Namun dibalik keberhasilan come back yang
dialami Sony saat ini, jelas ada harapan bahwa Sony tak serta merta berpuas
diri pada titik ini. Masih banyak yang bisa diraih Sony di ‘karir keduanya’
sebagai seorang pebulu tangkis. Usia yang akan menginjak 29 tahun pada 2013 ini
juga bukan merupakan halangan karena dari segi tekad, Sony saat ini justru
seperti pebulu tangkis muda yang baru saja meniti karirnya di dunia bulu
tangkis. Yang perlu diperhatikan mungkin soal kondisi tubuhnya yang tentunya
diharapkan bisa selalu dalam kondisi fit dan prima.
Memang ke depannya masih banyak tantangan
yang akan dihadapi oleh Sony. Ada peribahasa bahwa merebut lebih baik daripada
mempertahankan dan inilah yang mungkin dialami oleh Sony nantinya. Perjuangan
Sony tahun ini dipastikan akan lebih berat. Melonjaknya peringkat Sony tahun
lalu, selain didasari penampilan impresifnya, juga dilandasi oleh rekening
poinnya yang memang masih sedikit.
Berdasarkan sistem poin yang dianut oleh
BWF, maka tugas Sony mempertahankan poin demi poin yang telah diraihnya tahun
lalu bakal menjadi lebih berat. Namun di balik itu, keuntungan pun didapat Sony
dari peringkatnya saat ini. Jika tahun lalu ia sempat merasakan menjadi pengisi
waiting list di babak kualifikasi turnamen super series, maka pada awal tahun
ini Sony akan menikmati status unggulan dimana langkahnya di atas kertas akan
lebih mudah dibandingkan perjalanannya tahun lalu.

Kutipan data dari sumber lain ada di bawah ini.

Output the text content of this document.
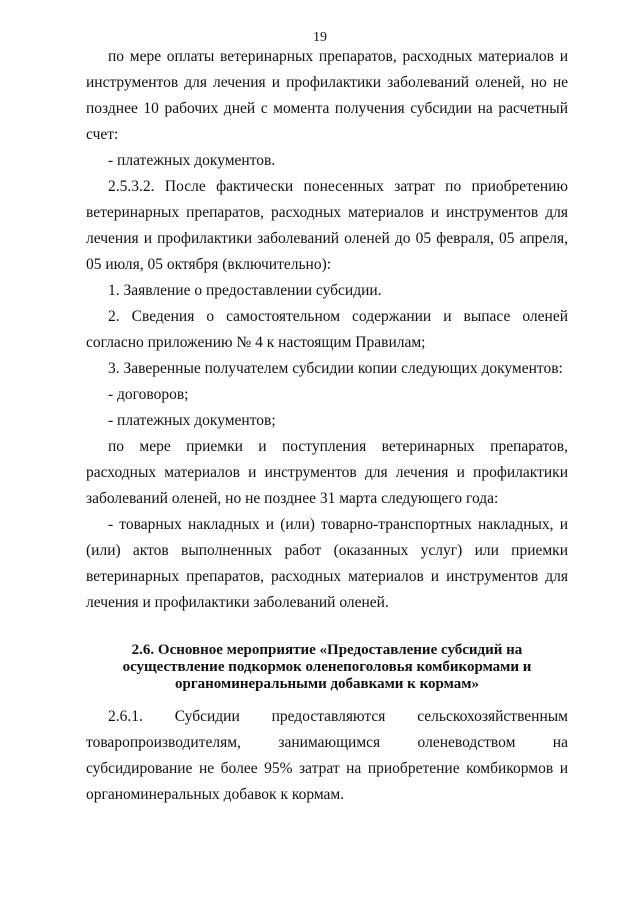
19

по мере оплаты ветеринарных препаратов, расходных материалов и инструментов для лечения и профилактики заболеваний оленей, но не позднее 10 рабочих дней с момента получения субсидии на расчетный счет:

- платежных документов.

2.5.3.2. После фактически понесенных затрат по приобретению ветеринарных препаратов, расходных материалов и инструментов для лечения и профилактики заболеваний оленей до 05 февраля, 05 апреля, 05 июля, 05 октября (включительно):

1. Заявление о предоставлении субсидии.

2. Сведения о самостоятельном содержании и выпасе оленей согласно приложению № 4 к настоящим Правилам;

3. Заверенные получателем субсидии копии следующих документов:

- договоров;

- платежных документов;

по мере приемки и поступления ветеринарных препаратов, расходных материалов и инструментов для лечения и профилактики заболеваний оленей, но не позднее 31 марта следующего года:

- товарных накладных и (или) товарно-транспортных накладных, и (или) актов выполненных работ (оказанных услуг) или приемки ветеринарных препаратов, расходных материалов и инструментов для лечения и профилактики заболеваний оленей.

2.6. Основное мероприятие «Предоставление субсидий на осуществление подкормок оленепоголовья комбикормами и органоминеральными добавками к кормам»

2.6.1. Субсидии предоставляются сельскохозяйственным товаропроизводителям, занимающимся оленеводством на субсидирование не более 95% затрат на приобретение комбикормов и органоминеральных добавок к кормам.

Mengamati kebangkitan Sony sendiri,
tentunya banyak yang berharap ini adalah tonggak kebangkitan nomor tunggal
putra Indonesia. Melihat Sony bisa keluar dari mission impossible yang ada pada
dirinya, harusnya Simon Santoso, Dionysius Hayom Rumbaka dan tunggal putra
lainnya seolah mendapat ‘tamparan.’ Seluruh pemain tunggal putra yang ada
harusnya merasa ‘malu dan minder’ terhadap pencapaian Sony setahun belakangan
ini dan lebih termotivasi untuk berlatih, bekerja keras, dan menunjukkan
prestasi. Selamat datang kembali Sony!